Este jueves aumentó la situación con la llegada de miles de jóvenes y forzó a las autoridades locales a solicitar al Gobierno de Pedro Sánchez que declare emergencia nacional y el cierre de la frontera.
Las llegadas se producen de forma recurrente durante la noche, cuando numerosas personas parten desde las playas de Fnideq, conocida también como Castillejos, e intentan bordear a nado el espigón fronterizo del Tarajal para acceder a territorio español.
Durante la jornada del jueves arribaron entre 2.000 y 3.000, en su mayoría jóvenes procedentes del Magreb, que huyen de la pobreza y los conflictos armados.
En reportes emitidos más temprano, la Guardia Civil cifró en más de 5.000 los migrantes que entraron durante las últimas 24 horas, muy lejos de los 30.000 que reportó la Televisión de Marruecos.

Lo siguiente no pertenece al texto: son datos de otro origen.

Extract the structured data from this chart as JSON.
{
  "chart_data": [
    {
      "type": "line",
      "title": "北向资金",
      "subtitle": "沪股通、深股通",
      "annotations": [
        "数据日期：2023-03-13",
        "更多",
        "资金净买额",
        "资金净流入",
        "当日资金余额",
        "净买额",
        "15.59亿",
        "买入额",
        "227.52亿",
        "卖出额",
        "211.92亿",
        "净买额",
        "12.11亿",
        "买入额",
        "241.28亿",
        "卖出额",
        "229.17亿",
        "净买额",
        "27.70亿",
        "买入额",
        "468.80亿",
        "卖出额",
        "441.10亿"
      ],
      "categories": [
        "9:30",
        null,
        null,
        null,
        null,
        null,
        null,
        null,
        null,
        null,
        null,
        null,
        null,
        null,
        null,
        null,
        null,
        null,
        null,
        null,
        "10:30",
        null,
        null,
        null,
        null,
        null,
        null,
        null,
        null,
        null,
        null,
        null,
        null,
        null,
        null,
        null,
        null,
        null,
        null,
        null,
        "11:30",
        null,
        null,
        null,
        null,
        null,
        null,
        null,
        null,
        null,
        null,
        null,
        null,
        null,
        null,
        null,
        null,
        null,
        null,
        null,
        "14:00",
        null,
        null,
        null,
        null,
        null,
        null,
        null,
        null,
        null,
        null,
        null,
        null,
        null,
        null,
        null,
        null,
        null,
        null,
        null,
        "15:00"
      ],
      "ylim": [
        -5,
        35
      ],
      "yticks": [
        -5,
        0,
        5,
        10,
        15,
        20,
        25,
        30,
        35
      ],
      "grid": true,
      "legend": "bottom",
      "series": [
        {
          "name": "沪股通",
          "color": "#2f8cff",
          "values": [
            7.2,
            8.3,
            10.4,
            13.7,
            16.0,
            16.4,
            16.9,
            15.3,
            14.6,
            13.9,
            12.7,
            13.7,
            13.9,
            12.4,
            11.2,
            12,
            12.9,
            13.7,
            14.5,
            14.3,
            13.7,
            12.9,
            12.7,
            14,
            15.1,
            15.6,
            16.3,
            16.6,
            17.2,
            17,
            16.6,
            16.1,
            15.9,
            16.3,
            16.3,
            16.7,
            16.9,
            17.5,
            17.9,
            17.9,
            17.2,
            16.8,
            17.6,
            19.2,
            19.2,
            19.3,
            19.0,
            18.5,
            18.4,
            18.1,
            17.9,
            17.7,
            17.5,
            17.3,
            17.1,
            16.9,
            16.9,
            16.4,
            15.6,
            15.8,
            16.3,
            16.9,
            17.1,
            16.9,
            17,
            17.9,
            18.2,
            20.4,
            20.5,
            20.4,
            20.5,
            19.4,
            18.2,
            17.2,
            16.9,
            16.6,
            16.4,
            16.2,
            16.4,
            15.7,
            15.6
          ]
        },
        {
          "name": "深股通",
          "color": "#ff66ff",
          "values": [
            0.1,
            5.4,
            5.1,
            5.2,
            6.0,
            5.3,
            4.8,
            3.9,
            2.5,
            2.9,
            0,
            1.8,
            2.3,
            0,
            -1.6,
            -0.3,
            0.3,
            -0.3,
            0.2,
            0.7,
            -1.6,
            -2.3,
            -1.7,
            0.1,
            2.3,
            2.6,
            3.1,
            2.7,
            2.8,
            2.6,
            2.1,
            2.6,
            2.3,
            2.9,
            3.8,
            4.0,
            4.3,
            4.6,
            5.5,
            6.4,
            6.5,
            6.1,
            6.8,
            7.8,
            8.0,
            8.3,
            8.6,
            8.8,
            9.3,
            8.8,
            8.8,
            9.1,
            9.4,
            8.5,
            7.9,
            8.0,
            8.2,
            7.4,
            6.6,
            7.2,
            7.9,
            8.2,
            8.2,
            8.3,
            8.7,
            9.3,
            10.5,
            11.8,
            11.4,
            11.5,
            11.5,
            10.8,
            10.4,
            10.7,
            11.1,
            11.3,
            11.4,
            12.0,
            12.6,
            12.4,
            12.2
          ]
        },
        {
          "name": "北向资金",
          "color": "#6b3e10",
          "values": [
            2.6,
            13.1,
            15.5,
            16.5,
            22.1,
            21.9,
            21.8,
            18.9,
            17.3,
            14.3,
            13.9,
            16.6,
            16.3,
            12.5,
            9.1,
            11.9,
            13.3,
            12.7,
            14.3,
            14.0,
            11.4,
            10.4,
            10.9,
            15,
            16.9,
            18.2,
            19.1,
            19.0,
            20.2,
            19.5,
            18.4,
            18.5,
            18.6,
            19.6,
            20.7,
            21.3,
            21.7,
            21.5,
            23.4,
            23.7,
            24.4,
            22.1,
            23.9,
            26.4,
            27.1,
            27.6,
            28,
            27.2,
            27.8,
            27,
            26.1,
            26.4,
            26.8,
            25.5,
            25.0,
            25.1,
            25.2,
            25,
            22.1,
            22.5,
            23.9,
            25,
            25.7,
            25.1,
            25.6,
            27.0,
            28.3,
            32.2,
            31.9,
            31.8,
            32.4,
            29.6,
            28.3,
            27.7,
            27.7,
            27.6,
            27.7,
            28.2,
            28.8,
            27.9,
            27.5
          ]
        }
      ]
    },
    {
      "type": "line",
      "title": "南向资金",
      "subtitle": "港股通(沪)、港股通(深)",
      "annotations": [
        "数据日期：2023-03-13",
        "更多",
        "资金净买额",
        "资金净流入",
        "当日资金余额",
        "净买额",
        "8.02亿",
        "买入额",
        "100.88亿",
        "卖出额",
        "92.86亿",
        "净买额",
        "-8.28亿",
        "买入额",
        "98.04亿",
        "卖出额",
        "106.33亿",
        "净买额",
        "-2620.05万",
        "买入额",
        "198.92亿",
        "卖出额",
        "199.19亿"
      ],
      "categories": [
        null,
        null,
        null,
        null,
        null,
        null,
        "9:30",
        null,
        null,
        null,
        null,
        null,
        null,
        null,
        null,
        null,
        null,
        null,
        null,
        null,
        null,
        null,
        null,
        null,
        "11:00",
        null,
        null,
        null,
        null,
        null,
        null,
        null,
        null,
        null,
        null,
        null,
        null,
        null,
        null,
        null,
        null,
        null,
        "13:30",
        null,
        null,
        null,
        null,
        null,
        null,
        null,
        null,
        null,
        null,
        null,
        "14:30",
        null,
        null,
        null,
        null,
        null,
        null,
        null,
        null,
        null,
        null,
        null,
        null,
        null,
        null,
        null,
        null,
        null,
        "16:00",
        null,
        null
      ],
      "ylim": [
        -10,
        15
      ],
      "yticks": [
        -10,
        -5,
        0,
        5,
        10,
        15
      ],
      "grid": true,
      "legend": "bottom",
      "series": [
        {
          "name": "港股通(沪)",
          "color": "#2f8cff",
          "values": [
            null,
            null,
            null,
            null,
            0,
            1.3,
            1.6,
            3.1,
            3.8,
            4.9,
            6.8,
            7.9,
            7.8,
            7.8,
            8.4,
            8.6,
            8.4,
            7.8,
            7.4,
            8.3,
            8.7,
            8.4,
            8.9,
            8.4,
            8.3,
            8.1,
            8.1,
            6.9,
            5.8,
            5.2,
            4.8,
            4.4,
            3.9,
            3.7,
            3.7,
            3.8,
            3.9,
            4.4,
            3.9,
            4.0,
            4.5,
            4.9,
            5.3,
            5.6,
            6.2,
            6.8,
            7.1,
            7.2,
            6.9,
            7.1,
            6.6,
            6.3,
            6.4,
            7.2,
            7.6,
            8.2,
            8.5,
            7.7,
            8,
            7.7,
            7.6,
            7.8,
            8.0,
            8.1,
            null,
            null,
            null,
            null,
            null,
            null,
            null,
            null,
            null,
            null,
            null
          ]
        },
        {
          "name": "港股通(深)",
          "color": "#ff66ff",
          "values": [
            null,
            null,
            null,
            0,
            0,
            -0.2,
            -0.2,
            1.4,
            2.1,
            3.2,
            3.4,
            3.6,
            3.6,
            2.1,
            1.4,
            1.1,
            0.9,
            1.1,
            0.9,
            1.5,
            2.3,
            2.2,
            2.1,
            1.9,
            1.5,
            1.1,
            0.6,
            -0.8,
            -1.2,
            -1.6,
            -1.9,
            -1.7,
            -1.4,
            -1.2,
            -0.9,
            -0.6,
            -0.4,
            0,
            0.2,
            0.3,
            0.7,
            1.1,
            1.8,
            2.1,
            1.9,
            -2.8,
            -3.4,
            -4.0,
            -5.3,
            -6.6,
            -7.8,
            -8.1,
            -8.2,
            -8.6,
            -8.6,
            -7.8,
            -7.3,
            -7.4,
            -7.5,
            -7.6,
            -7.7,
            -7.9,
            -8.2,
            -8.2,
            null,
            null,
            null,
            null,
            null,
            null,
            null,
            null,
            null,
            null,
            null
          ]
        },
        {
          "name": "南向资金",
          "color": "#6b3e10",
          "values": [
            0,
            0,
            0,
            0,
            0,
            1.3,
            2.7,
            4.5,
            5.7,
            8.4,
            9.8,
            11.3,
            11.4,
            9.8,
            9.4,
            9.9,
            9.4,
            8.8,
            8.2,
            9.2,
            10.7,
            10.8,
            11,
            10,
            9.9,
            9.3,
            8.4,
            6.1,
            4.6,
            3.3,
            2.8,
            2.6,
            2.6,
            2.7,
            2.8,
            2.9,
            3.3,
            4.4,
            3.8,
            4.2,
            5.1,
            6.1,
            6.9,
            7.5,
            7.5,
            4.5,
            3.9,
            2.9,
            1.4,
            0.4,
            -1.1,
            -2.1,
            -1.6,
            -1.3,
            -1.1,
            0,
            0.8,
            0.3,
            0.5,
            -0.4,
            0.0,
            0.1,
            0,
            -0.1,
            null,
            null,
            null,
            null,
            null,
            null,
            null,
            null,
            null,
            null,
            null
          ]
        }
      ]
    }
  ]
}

Un número significativo de los migrantes se declaró menores no acompañados. Ni unos ni otros fueron detenidos por los funcionarios que protegen la frontera del lado marroquí, lo cual habría estimulado a otros que continuaban llegando a la línea fronteriza.
El volumen registrado constituye el mayor episodio de presión migratoria desde la crisis de mayo de 2021, aunque en esta ocasión la frontera terrestre permanece cerrada. Este incremento de la inmigración coincide con un aumento de las muertes en el litoral ceutí.
En menos de 24 horas fueron recuperados cuatro y siete cuerpos —las cifras varían—, lo que elevó a 31 el número de personas fallecidas localizadas en las costas de la ciudad desde el inicio del año. La cifra solo contempla los cadáveres encontrados por los equipos de rescate.
Ante la situación, el presidente de la Ciudad Autónoma, Juan Vivas, solicitó al Gobierno español declarar emergencia nacional y el cierre de la frontera con Marruecos. Autoridades de Ceuta declararon que el Centro de Estancia Temporal de Inmigrantes (CETI) y los dispositivos destinados a menores están saturados, y que no disponen de capacidad para atender la avalancha de migrantes que entró en las últimas horas.
El Ministerio del Interior español rechazó la posibilidad de activar el mecanismo de emergencia nacional al señalar que la legislación española de protección civil no considera los movimientos migratorios como uno de los riesgos contemplados dentro del Sistema Nacional de Protección Civil.
Explicó que la declaración de emergencia nacional está prevista para situaciones relacionadas con fenómenos naturales o riesgos tecnológicos.